The trial judge was surprised that the jury took so long to come to a conclusion, even though the able and experienced lawyer5 for the defendant did a magnificent job of argument without producing any evidence. However, it is possible that a new trial would produce a different result.6 As noted above, at least one juror had difficulty in reaching *196a unanimous verdict. Although it is doubtful whether defendant is entitled to the grant of his second Motion (Document 21) on this record,7 defendant is entitled to the grant of his Motion For New Trial filed within seven days of the jury’s verdict (Document 11), since F.R. Crim.P. 33 provides that a new trial may be granted “if required in the interest of justice.” Although the cases are not identical, the trial judge believes this language in Mesarosh v. United States, 352 U.S. 1, 9-12, 77 S.Ct. 1, 5-7, 1 L.Ed.2d 1 (1956), applies to this situation:

“The dignity of the United States Government will not permit the conviction of any person on tainted testimony. This conviction is tainted, and there can be no other just result than to accord petitioners a new trial.
# * * * * *
“ * * * it cannot be determined conclusively by any court that his testimony was insignificant in the general case against the defendants. * * * ******
“ * * * The district judge is not the proper agency to determine that there was sufficient evidence at the trial, other than that given by Mazzei, to sustain a conviction of any of the petitioners. Only the jury can determine what it would do on a different body of evidence, and the jury can no longer act in this case. * * * ”

For the foregoing reasons, the Motion For New Trial (Document 11) will be granted and it is unnecessary to consider all the reasons stated in that Motion and in the document entitled “Additional Reasons In Support of Motion For New Trial” (Document 19).8 The Motion For New Trial on Grounds of After-Discovered Evidence (Document 21) will be dismissed as moot.

ORDER

And now, July 26, 1967, it is ordered that the motion for new trial (Document 11) is granted, and the motion for new trial on grounds of after discovered evidence (Document 21) is dismissed as moot.

. The defendant did not take the stand and did not offer any evidence in his defense.

. This witness conceded that he was confused and very emotionally jittery after *194the event (N.T. 93), but he also testified that he had no doubt in his mind that the defendant was the man who robbed the bank on July 6, 1966.

. Paragraph 1-9 of the Motion For New Trial on the Ground of After-Discovered Evidence (Document 21) have been admitted by the letter of July 5, 1967, attached to the Government’s MEMORANDUM OF DAW Contra that Motion (Document 22).

. See attached letter of July 20 with enclosures for stipulation, which also covers the evidence in the next two sentences.

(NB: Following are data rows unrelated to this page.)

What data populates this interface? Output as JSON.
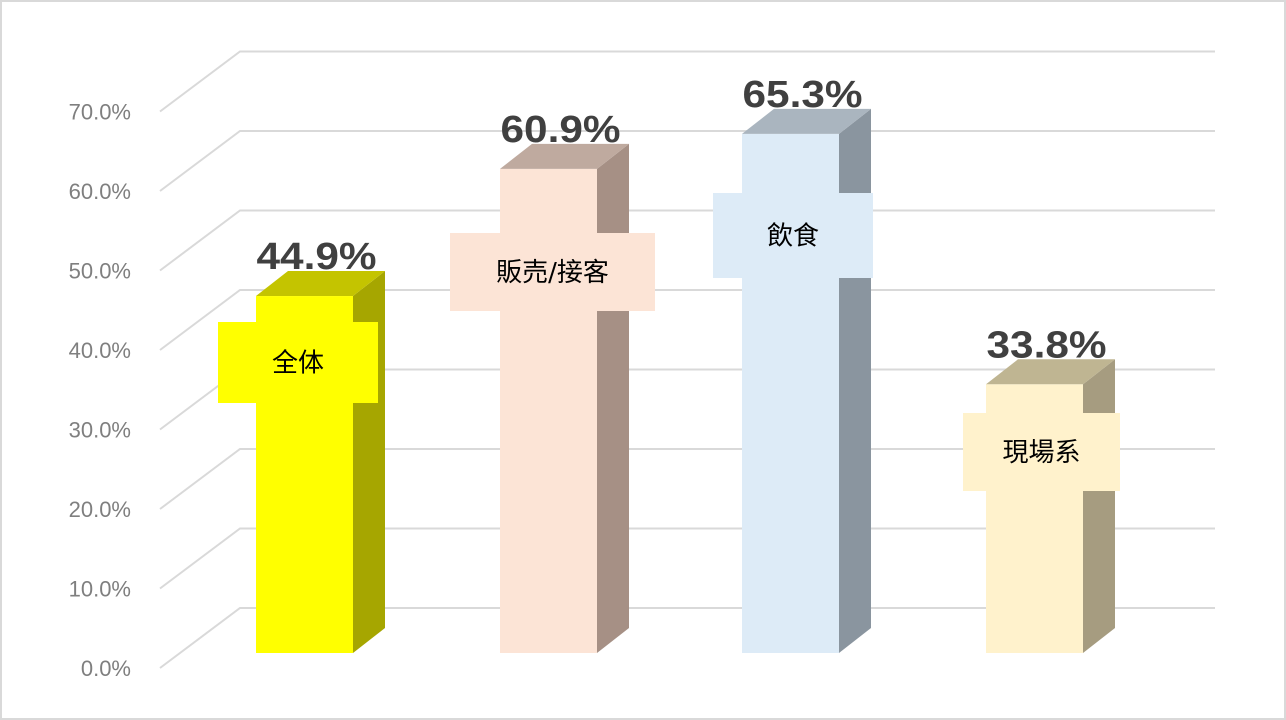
{
  "chart_data": {
    "type": "bar",
    "style": "3d-column",
    "categories": [
      "全体",
      "販売/接客",
      "飲食",
      "現場系"
    ],
    "values": [
      44.9,
      60.9,
      65.3,
      33.8
    ],
    "value_labels": [
      "44.9%",
      "60.9%",
      "65.3%",
      "33.8%"
    ],
    "ylim": [
      0,
      70
    ],
    "yticks": [
      "0.0%",
      "10.0%",
      "20.0%",
      "30.0%",
      "40.0%",
      "50.0%",
      "60.0%",
      "70.0%"
    ],
    "grid": true,
    "legend": "none",
    "colors": {
      "front": [
        "#ffff00",
        "#fce4d6",
        "#ddebf7",
        "#fff2cc"
      ],
      "side": [
        "#a6a600",
        "#a69085",
        "#8a959f",
        "#a69c80"
      ],
      "top": [
        "#c4c400",
        "#bfaa9f",
        "#aab5bf",
        "#bfb592"
      ]
    }
  }
}
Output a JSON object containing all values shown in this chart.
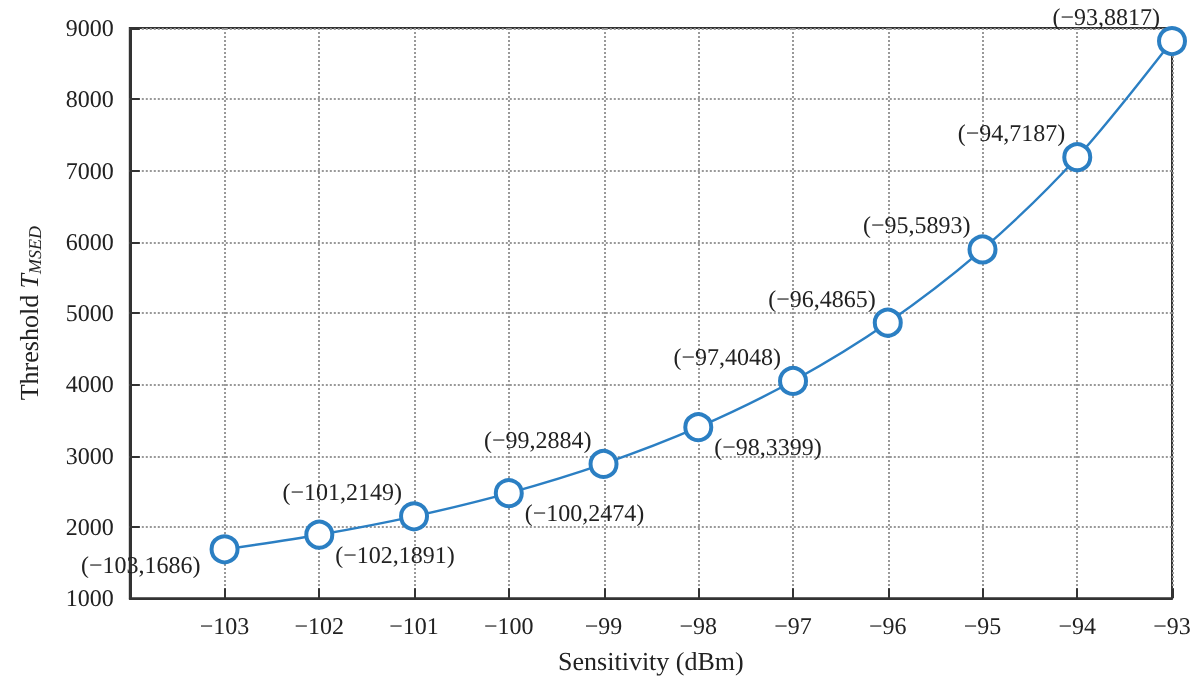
{
  "chart_data": {
    "type": "line",
    "xlabel": "Sensitivity (dBm)",
    "ylabel": "Threshold T$_{MSED}$",
    "x": [
      -103,
      -102,
      -101,
      -100,
      -99,
      -98,
      -97,
      -96,
      -95,
      -94,
      -93
    ],
    "series": [
      {
        "color": "#2b7fc3",
        "values": [
          1686,
          1891,
          2149,
          2474,
          2884,
          3399,
          4048,
          4865,
          5893,
          7187,
          8817
        ],
        "value_labels": [
          "(−103,1686)",
          "(−102,1891)",
          "(−101,2149)",
          "(−100,2474)",
          "(−99,2884)",
          "(−98,3399)",
          "(−97,4048)",
          "(−96,4865)",
          "(−95,5893)",
          "(−94,7187)",
          "(−93,8817)"
        ]
      }
    ],
    "xlim": [
      -104,
      -93
    ],
    "xticks": [
      -103,
      -102,
      -101,
      -100,
      -99,
      -98,
      -97,
      -96,
      -95,
      -94,
      -93
    ],
    "ylim": [
      1000,
      9000
    ],
    "yticks": [
      1000,
      2000,
      3000,
      4000,
      5000,
      6000,
      7000,
      8000,
      9000
    ],
    "grid": true,
    "marker": "circle",
    "line_style": "solid"
  }
}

. This case is one of many illustrating that the defendant who can afford an able and experienced lawyer gets a more favorable result in the criminal courts than the defendant who has to rely on the overworked, court-appointed attorneys.

. It is possible that the jury rejected the identification testimony of both the bank manager and the chief teller (Mrs. Harvey).

. See United States v. Rutkin, 208 F.2d 647 (3rd Cir. 1954); cf. Mesarosh v. United States, 352 U.S. 1, 9-10, 77 S.Ct. 1, 1 L. Ed.2d 1 (1956). United States v. Aviles, 197 F.Supp. 536 (S.D.N.Y.1961), cited by the Government, is factually different from the situation presented by this case.

. The briefs and memorandum bearing on defendant’s Motion For New Trial (Document 11) have been docketed as Documents 24 to 27. In view of the authorities cited in Defendant’s Reply Brief (Document 26), it may be helpful to say that nothing which transpired during the trial in April 1967 made it appear that there had been an unconstitutional seizure of documents justifying any modification of Judge Luongo’s order of 1/18/67, denying the MOTION TO SUPPRESS EVIDENCE (Document 3).